Despite the odds, George Lyles maintains his inner-city eatery with fresh food and homespun recipes
Published: March 23, 2011
There are several shelters, soup kitchens and food pantries nearby, but evidently the food at the Turkey Grill is so tasty that beggars can indeed be choosers. So they come here and take a chance on getting someone to buy them their preferred meal.
Burglars seem to favor it too. The security camera once caught a man breaking in, but then taking his time to sit on the counter and enjoy a piece of homemade cake before tearing up the register and leaving out the back door.
Good food speaks for itself, apparently.
The freedom being in Detroit offers comes with a price, and the wildcard atmosphere here that allows someone to successfully sell something as unusual as turkey neck stew can also bring panhandlers in the dining room, or a cake-eating burglar, or make bulletproof glass regretfully necessary. And when you're trying to draw new customers to your place, those little things can be disheartening obstacles.
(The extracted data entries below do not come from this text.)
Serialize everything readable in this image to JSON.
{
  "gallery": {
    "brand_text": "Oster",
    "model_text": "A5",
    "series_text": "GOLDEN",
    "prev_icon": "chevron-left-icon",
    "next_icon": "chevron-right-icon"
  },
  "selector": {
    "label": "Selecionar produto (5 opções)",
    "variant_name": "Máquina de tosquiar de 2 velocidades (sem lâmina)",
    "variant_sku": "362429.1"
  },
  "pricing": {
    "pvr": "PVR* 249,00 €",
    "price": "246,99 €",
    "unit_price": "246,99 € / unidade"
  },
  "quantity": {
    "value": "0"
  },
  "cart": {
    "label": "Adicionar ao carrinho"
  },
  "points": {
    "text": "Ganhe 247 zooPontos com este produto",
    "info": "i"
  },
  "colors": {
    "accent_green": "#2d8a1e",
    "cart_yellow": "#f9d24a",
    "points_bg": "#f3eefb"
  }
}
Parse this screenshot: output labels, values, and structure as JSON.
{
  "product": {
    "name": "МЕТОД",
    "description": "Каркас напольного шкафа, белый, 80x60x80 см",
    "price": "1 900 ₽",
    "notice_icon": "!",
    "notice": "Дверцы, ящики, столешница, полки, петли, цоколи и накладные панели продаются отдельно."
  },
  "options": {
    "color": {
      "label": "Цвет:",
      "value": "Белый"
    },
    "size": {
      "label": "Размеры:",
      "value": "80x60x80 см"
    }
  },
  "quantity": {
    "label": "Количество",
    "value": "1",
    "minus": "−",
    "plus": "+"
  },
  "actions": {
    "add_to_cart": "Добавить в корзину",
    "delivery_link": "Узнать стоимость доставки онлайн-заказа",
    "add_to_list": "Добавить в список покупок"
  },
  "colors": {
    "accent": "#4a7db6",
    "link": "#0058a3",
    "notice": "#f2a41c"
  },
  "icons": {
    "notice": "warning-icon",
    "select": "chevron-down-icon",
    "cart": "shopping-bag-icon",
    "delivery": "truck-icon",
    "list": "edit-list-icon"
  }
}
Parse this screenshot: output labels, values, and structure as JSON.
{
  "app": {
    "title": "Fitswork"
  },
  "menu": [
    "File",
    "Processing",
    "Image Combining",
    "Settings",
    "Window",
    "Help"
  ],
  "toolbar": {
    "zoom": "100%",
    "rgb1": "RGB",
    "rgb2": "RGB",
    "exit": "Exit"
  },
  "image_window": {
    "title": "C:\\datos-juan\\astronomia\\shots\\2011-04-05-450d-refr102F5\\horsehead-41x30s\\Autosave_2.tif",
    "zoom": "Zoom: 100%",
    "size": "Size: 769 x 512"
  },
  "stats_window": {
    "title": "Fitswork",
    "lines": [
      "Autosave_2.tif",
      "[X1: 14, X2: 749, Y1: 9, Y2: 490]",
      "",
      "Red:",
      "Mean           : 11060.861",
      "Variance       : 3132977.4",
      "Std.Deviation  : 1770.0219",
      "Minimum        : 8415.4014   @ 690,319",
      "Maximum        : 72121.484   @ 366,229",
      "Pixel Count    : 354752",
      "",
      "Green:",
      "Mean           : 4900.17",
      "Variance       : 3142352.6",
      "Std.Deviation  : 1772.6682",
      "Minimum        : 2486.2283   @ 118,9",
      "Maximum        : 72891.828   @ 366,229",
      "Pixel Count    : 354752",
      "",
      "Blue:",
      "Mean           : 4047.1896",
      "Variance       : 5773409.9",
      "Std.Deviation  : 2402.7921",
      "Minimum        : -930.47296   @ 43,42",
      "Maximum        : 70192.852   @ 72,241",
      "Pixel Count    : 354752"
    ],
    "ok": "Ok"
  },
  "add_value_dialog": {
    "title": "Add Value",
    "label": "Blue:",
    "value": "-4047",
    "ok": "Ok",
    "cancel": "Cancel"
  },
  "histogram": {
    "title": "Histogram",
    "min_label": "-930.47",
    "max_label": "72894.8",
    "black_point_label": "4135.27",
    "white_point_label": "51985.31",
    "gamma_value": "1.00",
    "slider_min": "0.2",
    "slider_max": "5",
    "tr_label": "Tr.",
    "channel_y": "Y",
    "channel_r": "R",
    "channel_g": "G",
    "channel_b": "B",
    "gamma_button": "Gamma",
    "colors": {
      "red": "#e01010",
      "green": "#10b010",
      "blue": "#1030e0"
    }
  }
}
"In a way, I can understand when a suburbanite comes in and they're not used to the rough edges and a few other things," he says. "They see the glass and I think the inner-city people are sometimes a little rough around the edges. But it's not really as bad as a lot of people seem to think it is."
After 15 years, he's learned to deal with the bad things the same way anyone who stays in the city deals with the bad things — holding to the belief that it won't always be this way. Detroit, he's convinced, will someday, somehow get better. Because for every panhandler he patiently endures, there are still dozens of regular folks lining up for all things turkey. And so he stays, waiting for the change he's convinced will come.
"I do like this location. I think it's on the rebound, and that's because of a lot of things I see going on around me here," he says. "That's just my feeling. It's on its way back."